Research Project Highlights

Staff involved with the Center for Violence Prevention are engaged in many efforts, including:

  • Violence Intervention Program (VIP):
    VIP provides post-discharge community- and family-focused case management to 8 to 18-year-old patients treated at CHOP for an injury due to interpersonal violence. Services address mental health and other needs (e.g., medical, education, legal, housing) to promote safety and recovery, and prevent future violent events. VIP also provides group therapy for youth to build resilience after a traumatic event (BRAVE), and organizational and peer support for frontline staff to prevent secondary traumatic stress (Stress-Less Initiative).
  • STOP IPV:
    Jointly supported by CHOP and Lutheran Settlement House, STOP IPV addresses intimate partner violence (IPV) and teen dating violence, and considers the impact of child abuse and community violence on individuals and families. STOP IPV supports screening by pediatric healthcare providers to identify families experiencing IPV and provides on-site support and safety planning to minimize adverse effects of childhood IPV exposure.

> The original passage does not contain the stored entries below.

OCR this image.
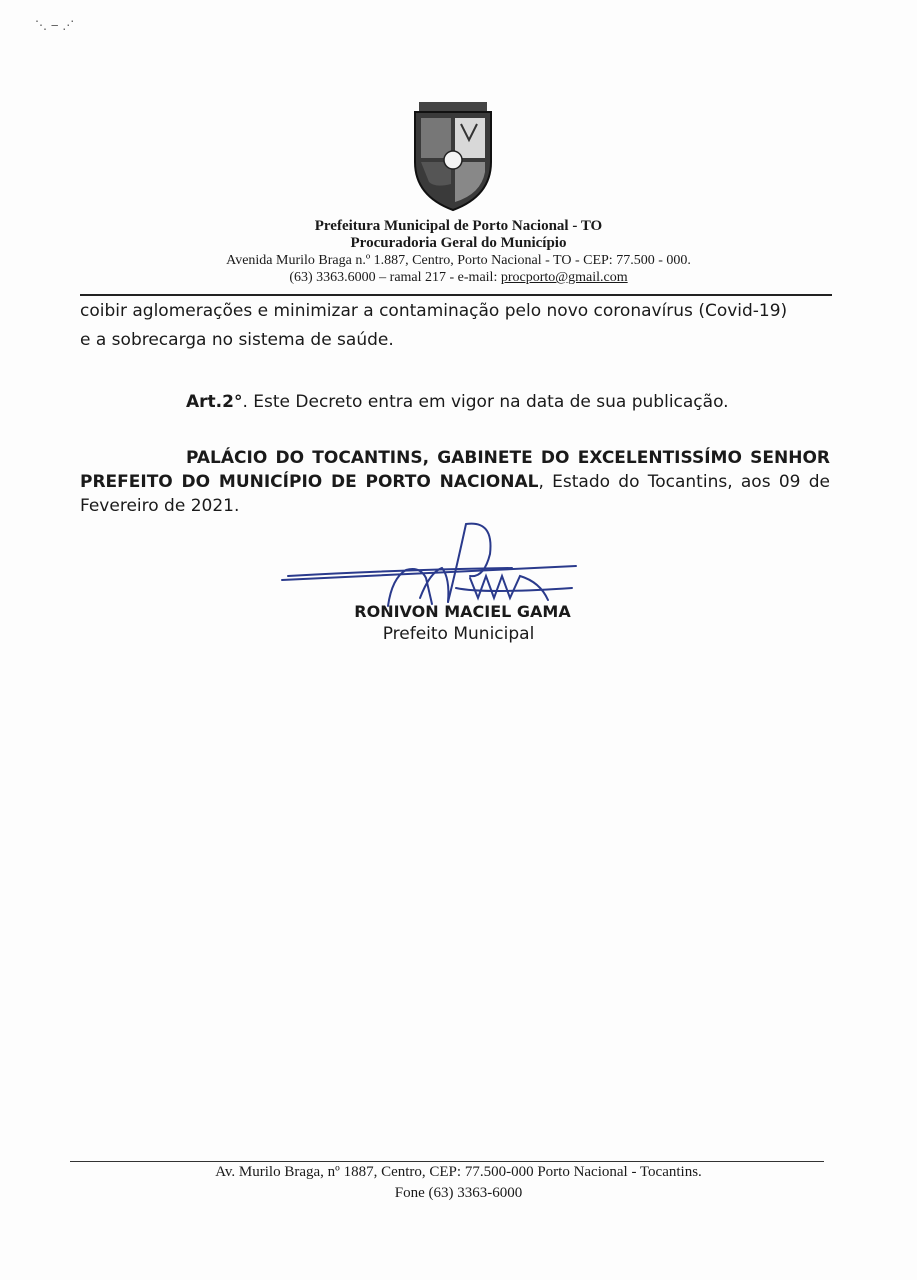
⋱ ‒ ⋰
Prefeitura Municipal de Porto Nacional - TO
Procuradoria Geral do Município
Avenida Murilo Braga n.º 1.887, Centro, Porto Nacional - TO - CEP: 77.500 - 000.
(63) 3363.6000 – ramal 217 - e-mail: procporto@gmail.com
coibir aglomerações e minimizar a contaminação pelo novo coronavírus (Covid-19)
e a sobrecarga no sistema de saúde.
Art.2°. Este Decreto entra em vigor na data de sua publicação.
PALÁCIO DO TOCANTINS, GABINETE DO EXCELENTISSÍMO SENHOR PREFEITO DO MUNICÍPIO DE PORTO NACIONAL, Estado do Tocantins, aos 09 de Fevereiro de 2021.
RONIVON MACIEL GAMA
Prefeito Municipal
Av. Murilo Braga, nº 1887, Centro, CEP: 77.500-000 Porto Nacional - Tocantins.
Fone (63) 3363-6000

Through training, education, and raising awareness, STOP IPV strengthens CHOP’s trauma-informed response to IPV.
  • Friend to Friend (F2F):
    F2F addresses relational aggression (manipulating social relationships through gossip and social exclusion) among third grade through fifth grade minority girls in urban schools. The school-based program includes a small-group intervention with accompanying classroom lessons wherein relationally aggressive girls learn strategies for problem-solving, anger management, and prosocial leadership. F2F targets unstructured school settings (e.g., playground, lunchroom) where aggression most frequently occurs.

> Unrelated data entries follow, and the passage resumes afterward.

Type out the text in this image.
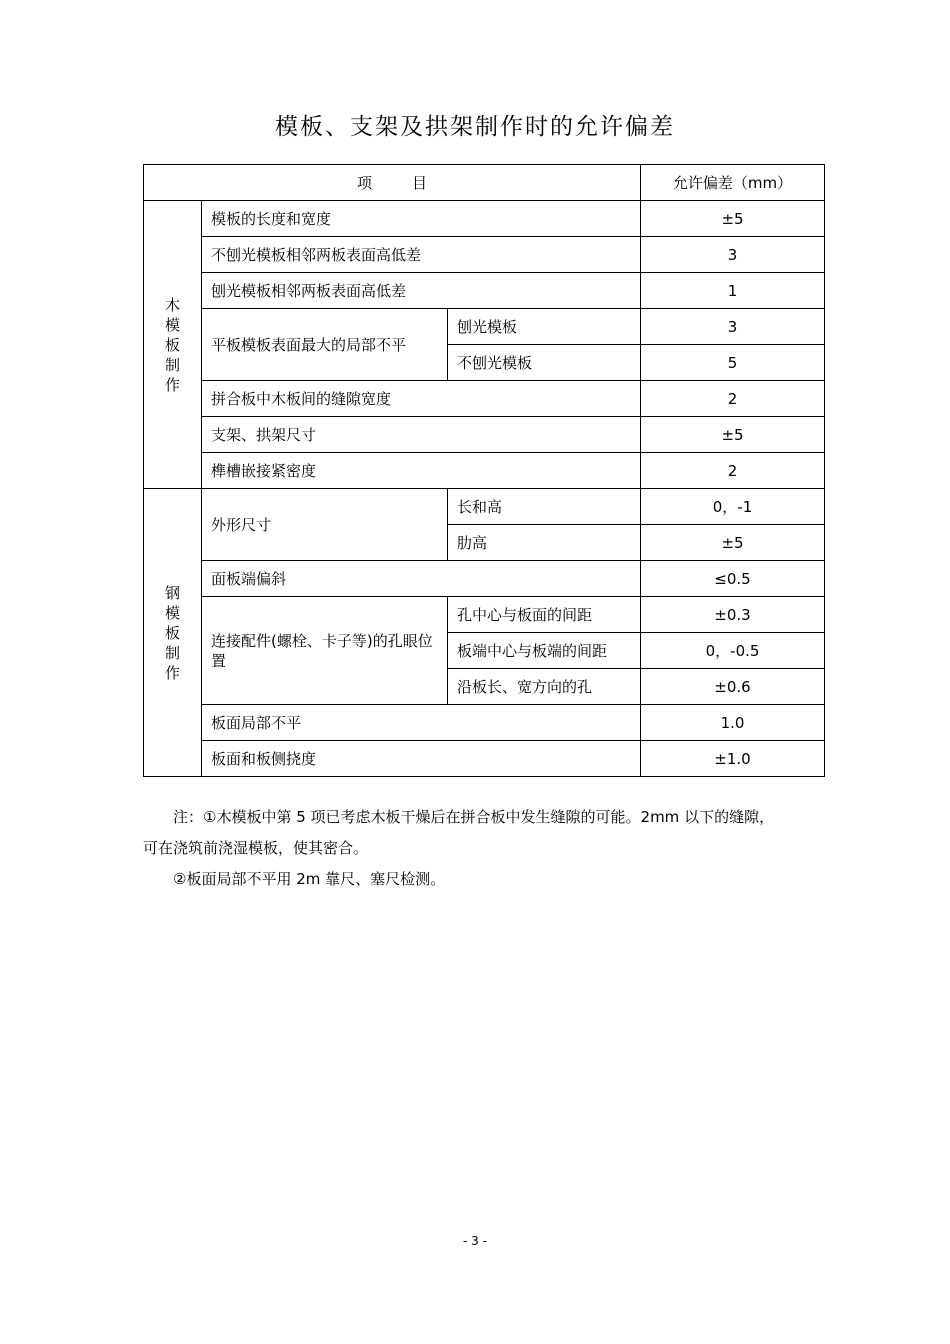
模板、支架及拱架制作时的允许偏差
项 目			允许偏差（mm）

木
模
板
制
作	模板的长度和宽度		±5
	不刨光模板相邻两板表面高低差		3
	刨光模板相邻两板表面高低差		1
	平板模板表面最大的局部不平	刨光模板	3
		不刨光模板	5
	拼合板中木板间的缝隙宽度		2
	支架、拱架尺寸		±5
	榫槽嵌接紧密度		2

钢
模
板
制
作	外形尺寸	长和高	0，-1
		肋高	±5
	面板端偏斜		≤0.5
	连接配件(螺栓、卡子等)的孔眼位置	孔中心与板面的间距	±0.3
		板端中心与板端的间距	0，-0.5
		沿板长、宽方向的孔	±0.6
	板面局部不平		1.0
	板面和板侧挠度		±1.0

注：①木模板中第 5 项已考虑木板干燥后在拼合板中发生缝隙的可能。2mm 以下的缝隙，

可在浇筑前浇湿模板，使其密合。

②板面局部不平用 2m 靠尺、塞尺检测。

- 3 -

  • Preventing Aggression in Schools Everyday (PRAISE):
    PRAISE is a universal adaptation of the CHOP-developed Friend to Friend program which specifically targets relationally aggressive girls. For both boys and girls in third grade through fifth grade, PRAISE is a classroom-based program that teaches problem-solving strategies, empathy, perspective-taking, and strategies for being a positive bystander. PRAISE is designed to prevent and reduce multiple forms of aggression and bullying (e.g., physical, relational/social, cyber) and support a productive and positive classroom teaching environment.
  • Gun Lock Distribution Program at CHOP
    Experts at CHOP have implemented a program in the CHOP Emergency Department that enables healthcare providers to have nonjudgmental conversations with families about guns in the home and offer educational resources and gun safety devices at no cost. If families opt to take a device, there are phone follow-ups to learn if and how they are using it and to identify facilitators and barriers to use. All participants are also asked to give feedback on both the education received and thoughts on this intervention being offered in the pediatric ED.
  • Communicating & Connecting Mental Health Needs of Patients
    Funded by a CHOP Department of Pediatrics Chair’s Initiative, this project seeks to improve CHOP patients’ access to mental health services by identifying and addressing care coordination needs for mental health referrals. CHOP experts are assessing the current state of mental health referral patterns, developing recommendations on appropriate practices for referrals, and using quality improvement methods to conduct a gap analysis for what is needed to move from current practice to ideal practice.
  • Behavioral Health Screen
    CHOP utilizes a behavioral health screen in the Emergency Department (ED) to aid in identifying and providing appropriate care to patients ages 14 to 19 with mental health and social concerns. The behavioral health screen is a 7-10-minute, electronic survey that covers domains of depression, suicidal ideation, emotional trauma, firearm access, and substance abuse. Following the screening, patients are connected with resources and consultations as appropriate.